# taz.de -- Nachruf auf Charlie Watts: Rollen und Trommeln
       
       > Er trommelte bei den Rolling Stones, war stilbewusst und liebte den Jazz:
       > Der Drummer Charlie Watts ist am Dienstag mit 80 Jahren in London
       > gestorben.
       
 (IMG) Bild: Watts war ein Bohemien, dabei einen Tick bürgerlicher als die Djangos vorne an der Rampe
       
       Fieslinge waren sie alle, aber der war obendrein auch noch maulfaul: „Beim
       Spielen fiel ihm die Kinnlade runter, das sah unglaublich bescheuert aus,
       er redete nie.“ (Nik Cohn) Wieso auch? Charlie Watts, an der Schießbude bei
       den Rolling Stones, genoss schon ein Leben vor der Band, hatte Ende der
       1950er die Kunsthochschule von Harrow besucht und in einer Londoner
       Werbeagentur gearbeitet. Die Patte investierte er in italienische Klamotten
       und Jazzalben!
       
       Blues, R&B, mit dem Kanon der afroamerikanischen Musik kannte er sich aus,
       aber Jazz war mehr sein Ding, er ging oft auf Konzerte und beobachtete
       genau, was US-Jazzdrummer wie [1][Art Blakey] und Max Roach mit ihren Beats
       anschoben. Das Knowhow brachte Watts dann auf die Bühne, als er 1961 selbst
       zu spielen begann.
       
       „Anders als der Rest trug der Drummer elegante, halb zugeknöpfte Jacketts,
       aus denen schicke Hemdkragen hervorlugten. Das blieb auch in der Affenhitze
       der Konzertsäle so. Mir kam es vor, als würde ich ihn gar nicht sehen, nur
       den Druck spüren, der von den Drums ausging. Sein Körper verschwand hinter
       dem Schlagzeug, der Kopf starr geradeaus gerichtet, die Hände im perfekten
       Abstand zu den Trommeln. Allüren hatte der nicht nötig. Er spielte mit den
       Stones, aber irgendwie war er gar keiner von denen.“
       
       Die Liebeserklärung von Manager Andrew Loog Oldham, der die Band im Alter
       von 19 erstmals live sah und sofort dem Impressario Giorgio Gomelsky
       wegschnappte, erwiderte Charlie Watts mit einem vollständigen Satz: „Auf
       den würde ich nicht mal pissen, wenn er brennt.“
       
       ## Aufsässiger Blick
       
       Was muss man sonst noch wissen: Watts starrte die Fotografen genauso
       aufsässig an wie die anderen in der Band, aber er hatte nicht die
       Schlauchboot-Lippen von Vorturner Mick Jagger (die dann mit der
       herausgestreckten Zunge zum Bandlogo wurden – grässlich, wie Watts befand)

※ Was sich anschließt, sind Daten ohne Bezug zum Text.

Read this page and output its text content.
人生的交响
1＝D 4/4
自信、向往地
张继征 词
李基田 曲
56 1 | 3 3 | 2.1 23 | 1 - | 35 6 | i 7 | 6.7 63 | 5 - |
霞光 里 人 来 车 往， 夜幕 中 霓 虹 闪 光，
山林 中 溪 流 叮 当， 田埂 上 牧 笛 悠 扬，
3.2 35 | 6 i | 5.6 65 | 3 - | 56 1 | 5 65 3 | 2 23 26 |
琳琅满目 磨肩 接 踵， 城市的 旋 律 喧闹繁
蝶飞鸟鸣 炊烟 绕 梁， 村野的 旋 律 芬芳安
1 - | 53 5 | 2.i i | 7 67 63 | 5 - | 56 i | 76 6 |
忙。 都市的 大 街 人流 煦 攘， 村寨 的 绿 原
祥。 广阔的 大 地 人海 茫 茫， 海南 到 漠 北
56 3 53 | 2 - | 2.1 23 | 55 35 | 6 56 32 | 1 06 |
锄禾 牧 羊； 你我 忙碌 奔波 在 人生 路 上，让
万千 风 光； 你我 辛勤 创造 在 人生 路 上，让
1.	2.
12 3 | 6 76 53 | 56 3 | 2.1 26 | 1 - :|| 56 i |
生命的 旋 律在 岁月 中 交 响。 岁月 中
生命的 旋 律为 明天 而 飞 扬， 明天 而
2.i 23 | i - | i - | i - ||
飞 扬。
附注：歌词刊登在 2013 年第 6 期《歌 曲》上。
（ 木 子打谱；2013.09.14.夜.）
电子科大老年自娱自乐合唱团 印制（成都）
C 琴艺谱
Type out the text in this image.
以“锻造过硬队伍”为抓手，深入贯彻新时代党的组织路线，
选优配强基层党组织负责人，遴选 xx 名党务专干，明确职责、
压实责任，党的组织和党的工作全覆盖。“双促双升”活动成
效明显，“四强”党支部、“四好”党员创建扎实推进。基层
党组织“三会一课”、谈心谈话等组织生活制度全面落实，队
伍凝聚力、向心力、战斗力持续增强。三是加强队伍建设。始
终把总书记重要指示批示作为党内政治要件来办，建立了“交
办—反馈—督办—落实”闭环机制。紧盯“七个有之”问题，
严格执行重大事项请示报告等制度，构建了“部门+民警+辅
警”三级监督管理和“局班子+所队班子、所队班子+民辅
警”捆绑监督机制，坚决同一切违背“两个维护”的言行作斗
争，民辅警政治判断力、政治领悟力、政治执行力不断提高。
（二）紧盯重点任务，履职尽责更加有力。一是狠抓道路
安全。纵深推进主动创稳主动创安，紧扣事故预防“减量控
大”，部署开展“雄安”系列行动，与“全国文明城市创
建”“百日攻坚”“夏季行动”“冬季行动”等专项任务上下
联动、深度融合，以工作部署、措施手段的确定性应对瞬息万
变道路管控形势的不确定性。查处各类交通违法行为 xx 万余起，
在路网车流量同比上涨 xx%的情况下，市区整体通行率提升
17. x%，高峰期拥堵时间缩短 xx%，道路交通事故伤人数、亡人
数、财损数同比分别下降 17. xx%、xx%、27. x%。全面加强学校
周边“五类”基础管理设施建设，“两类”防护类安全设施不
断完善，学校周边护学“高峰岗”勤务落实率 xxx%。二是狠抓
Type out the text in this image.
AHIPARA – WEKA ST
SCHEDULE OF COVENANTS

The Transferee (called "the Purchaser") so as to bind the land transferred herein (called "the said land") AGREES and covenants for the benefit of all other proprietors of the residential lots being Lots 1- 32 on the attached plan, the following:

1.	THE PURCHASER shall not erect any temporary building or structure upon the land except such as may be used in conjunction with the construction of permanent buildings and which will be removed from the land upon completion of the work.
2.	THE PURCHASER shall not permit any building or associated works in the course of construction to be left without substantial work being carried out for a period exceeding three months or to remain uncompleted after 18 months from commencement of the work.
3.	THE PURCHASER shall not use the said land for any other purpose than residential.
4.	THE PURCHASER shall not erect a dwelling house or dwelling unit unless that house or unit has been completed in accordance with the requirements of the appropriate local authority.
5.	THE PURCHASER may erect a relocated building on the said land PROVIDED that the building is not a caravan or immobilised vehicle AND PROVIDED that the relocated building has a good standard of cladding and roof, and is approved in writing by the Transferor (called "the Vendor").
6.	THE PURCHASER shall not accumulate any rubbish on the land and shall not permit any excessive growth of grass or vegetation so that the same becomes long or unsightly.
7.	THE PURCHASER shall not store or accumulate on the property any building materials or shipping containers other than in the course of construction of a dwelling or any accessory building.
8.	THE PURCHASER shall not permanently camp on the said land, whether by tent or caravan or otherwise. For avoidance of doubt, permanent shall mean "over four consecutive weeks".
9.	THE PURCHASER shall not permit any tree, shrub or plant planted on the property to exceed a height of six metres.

       und konnte auch nicht so viel vertragen wie Hohlauge Keith Richards. Er war
       ein Bohemien, dabei einen Tick bürgerlicher als die Djangos vorne an der
       Rampe.
       
       Bei den Hits taucht er nicht als Komponist auf und doch ist er ein
       wichtiger, integraler Teil der Stones, zu sehen in Jean-Luc Godards Film
       „One Plus One“, der die Band 1968 bei den Aufnahmen des Albums „Beggars
       Banquet“ porträtierte, wie sie den später berühmten Song „Sympathy for the
       Devil“ zigmal einspielen.
       
       Der begabte Gitarrist Brian Jones war da schon halb rausgemobbt. Jones'
       tragischer Tod 1969, das Desaster beim Auftritt der Stones im
       kalifornischen Altamont im Jahr darauf, als Mitglieder der Rockergruppe
       Hells Angels einen Festivalbesucher ermordeten, [2][diverse
       Besetzungswechsel], größere und kleinere Dramen, auch handfest ausgetragene
       Streitigkeiten. Watts war immer dabei, scheinbar ungerührt, vermittelte im
       Hintergrund. Er spielte bei den Stones, aber er war irgendwie gar keiner
       von denen.
       
       ## 137 Sattelschlepper
       
       Seit den 1980er Jahren, als das Unternehmen Rolling Stones mit 137
       Sattelschleppern alle paar Jahre um die Welt tourte, die Alben immer öder
       wurden, sich aber die alten Hits weiterhin wie Stulle verkauften, tauchte
       [3][Mick Jagger] regelmäßig in Klatschspalten auf oder in VIP-Bereichen von
       Stadien bei Fußball-Länderspielen der englischen Nationalmannschaft. Watts
       wurde ab und an in Londoner Pubs gesichtet und spielte am liebsten in einer
       von ihm gegründeten Jazz-Bigband.
       
       Tourneepläne mit den Stones musste er bereits im Sommer absagen. Am
       Dienstag ist Charlie Watts im Alter von 80 Jahren im Kreise seiner Familie
       in einem Londoner Krankenhaus gestorben.